For the in vivo assay of a gastric cancer mouse model with spleen-to-liver metastasis, thirty-six female (4-week-old) BALB/c nude mice (20±2g) were purchased from the Shanghai SLAC Laboratory Animal Co.Ltd (Shanghai, China) and maintained in SPF condition with a standard 12-h light-dark cycle at the Experimental Animal Center of the Zhejiang Chinese Medical University. On the day of the intrasplenic injection of liver metastases, SGC-7901 cells transfected with si-circCOL6A3_030 3# and si-NC (Ctrl) were harvested by trypsinization and washed twice with serum-free medium and then suspended in PBS (1×106/100 μl in serum-free medium with 50% Matrigel). Cells were injected into the superior pole of the mouse spleen (Fig 1A). The mice were anesthetized with 4 % chloral hydrate (10 ml/kg) by peritoneal injection on day 21 after intrasplenic injection with the tumor cell lines. The livers were removed and the hepatic metastatic nodules were observed. Liver tissues were fixed in 10% buffered formaldehyde solution for hematoxylin and eosin (H&E) staining and immunohistochemical Staining.

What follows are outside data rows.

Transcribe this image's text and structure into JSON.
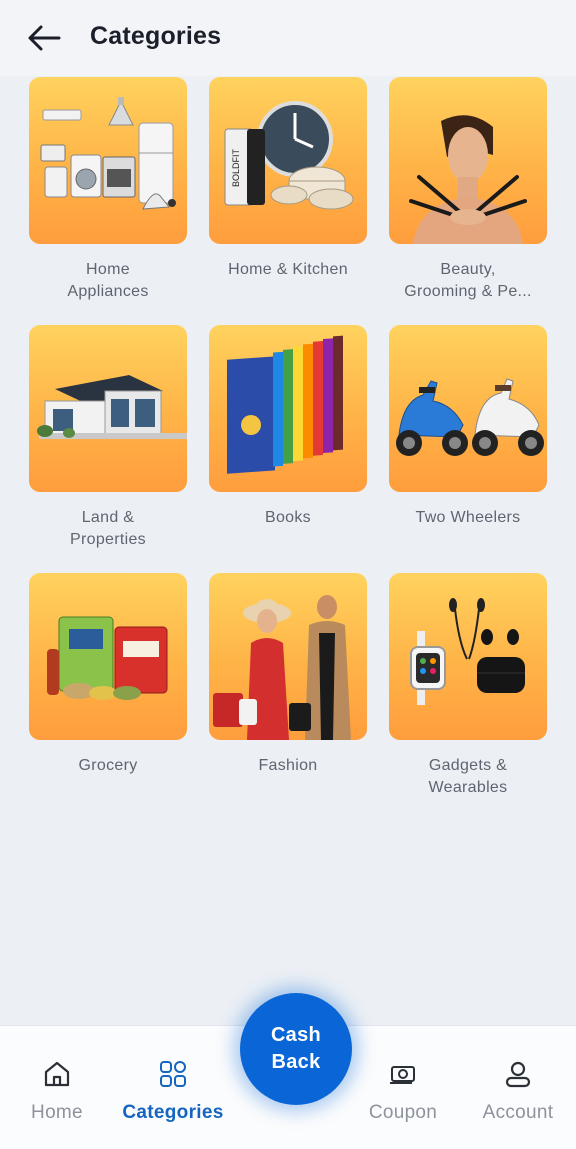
{
  "header": {
    "title": "Categories",
    "back_icon": "arrow-left-icon"
  },
  "categories": [
    {
      "label": "Home\nAppliances",
      "image": "home-appliances-image"
    },
    {
      "label": "Home & Kitchen",
      "image": "home-kitchen-image"
    },
    {
      "label": "Beauty,\nGrooming & Pe...",
      "image": "beauty-grooming-image"
    },
    {
      "label": "Land &\nProperties",
      "image": "land-properties-image"
    },
    {
      "label": "Books",
      "image": "books-image"
    },
    {
      "label": "Two Wheelers",
      "image": "two-wheelers-image"
    },
    {
      "label": "Grocery",
      "image": "grocery-image"
    },
    {
      "label": "Fashion",
      "image": "fashion-image"
    },
    {
      "label": "Gadgets &\nWearables",
      "image": "gadgets-wearables-image"
    }
  ],
  "bottom_nav": {
    "items": [
      {
        "label": "Home",
        "icon": "home-icon",
        "active": false
      },
      {
        "label": "Categories",
        "icon": "grid-icon",
        "active": true
      },
      {
        "label": "Coupon",
        "icon": "coupon-icon",
        "active": false
      },
      {
        "label": "Account",
        "icon": "user-icon",
        "active": false
      }
    ],
    "cashback": {
      "line1": "Cash",
      "line2": "Back"
    }
  },
  "colors": {
    "accent": "#0a66d6",
    "active_nav": "#1565c0",
    "tile_top": "#ffd25e",
    "tile_bottom": "#ff9d3d"
  }
}
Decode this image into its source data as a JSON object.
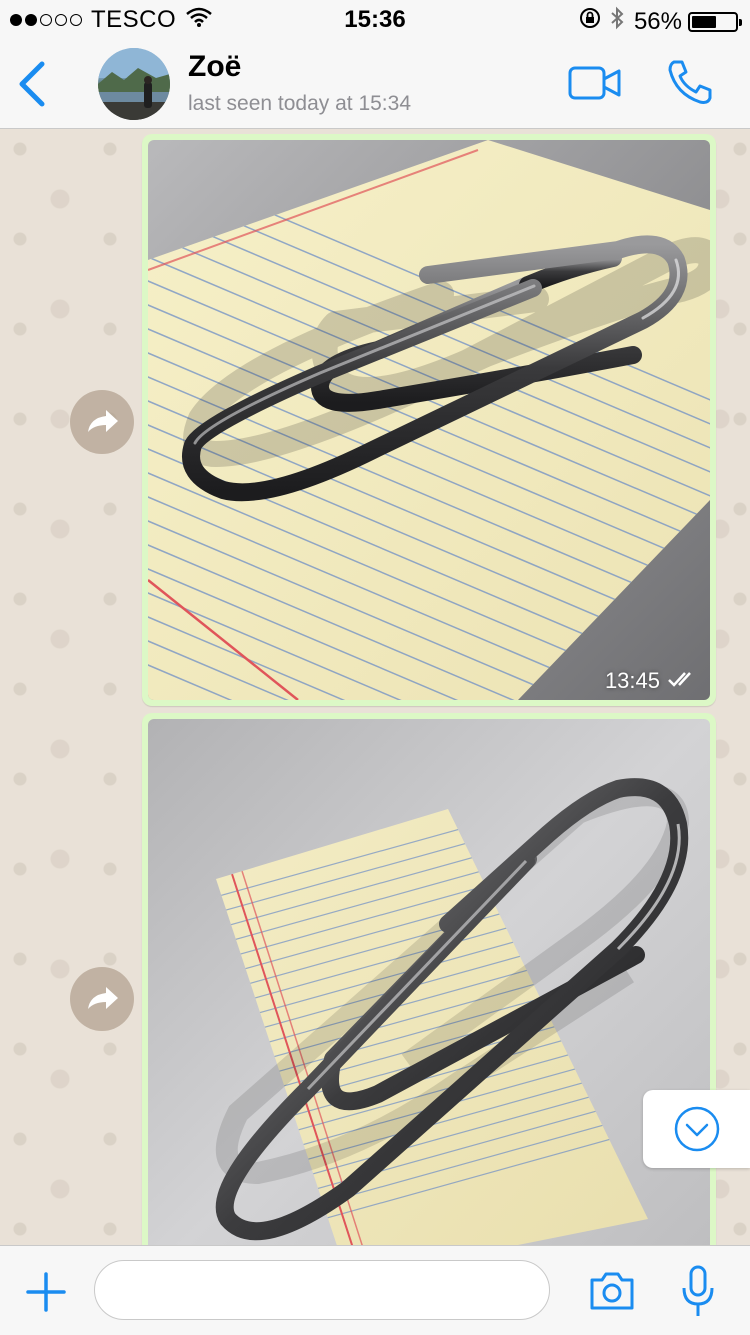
{
  "status_bar": {
    "signal_bars_filled": 2,
    "signal_bars_total": 5,
    "carrier": "TESCO",
    "time": "15:36",
    "battery_percent": "56%",
    "battery_level": 0.56,
    "icons": [
      "wifi-icon",
      "rotation-lock-icon",
      "bluetooth-icon",
      "battery-icon"
    ]
  },
  "header": {
    "back_icon": "chevron-left-icon",
    "contact_name": "Zoë",
    "last_seen": "last seen today at 15:34",
    "video_call_icon": "video-camera-icon",
    "voice_call_icon": "phone-icon"
  },
  "messages": [
    {
      "type": "image",
      "subject": "paperclip on lined paper",
      "time": "13:45",
      "status_icon": "double-check-icon"
    },
    {
      "type": "image",
      "subject": "paperclip on lined paper",
      "time": "",
      "status_icon": ""
    }
  ],
  "scroll_down_icon": "chevron-down-circle-icon",
  "composer": {
    "plus_icon": "plus-icon",
    "input_value": "",
    "input_placeholder": "",
    "camera_icon": "camera-icon",
    "mic_icon": "microphone-icon"
  },
  "colors": {
    "accent": "#1a8cf0",
    "outgoing_bubble": "#dcf8c6",
    "chat_background": "#e9e1d7",
    "read_receipt": "#ffffff"
  }
}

Hematoxylin and Eosin Staining and Immunohistochemical Staining
Hematoxylin and Eosin Staining: At room temperature, the specimens were fixed in 4% paraformaldehyde for 24 hours, followed by dehydration and embedding in paraffifin. After dewaxed and rehydrated, the 5-μm-thick tissues were stained with hematoxylin and eosin (H&E). Immunohistochemical Staining: The specimens were blocked with 5% normal goat serum for 30 minutes and then incubated with primary antibody against circCOL6A3_030 (1:50; HuaAn Biotechnology Co., Ltd, China) at 4℃ overnight. Then, sections were processed using the ABC detection kit (Vector Laboratories, Burlingame, CA). All the staining images were obtained using the Olympus microscope (Olympus Co., Tokyo, Japan)
Statistical analysis
Each experiment was repeated in triplicate. Statistical analyses were carried out by SPSS 21.0 software (SPSS, USA). The circRNA expression level was presented as an FC utilizing the 2-ΔΔCT method on qRT-PCR analysis. Differences between individual groups were analyzed using Student’s t-test. All data were expressed as the mean ± standard deviation (SD). A p-value of < 0.05 (*), < 0.01 (**) or < 0.001 (***) was considered significant.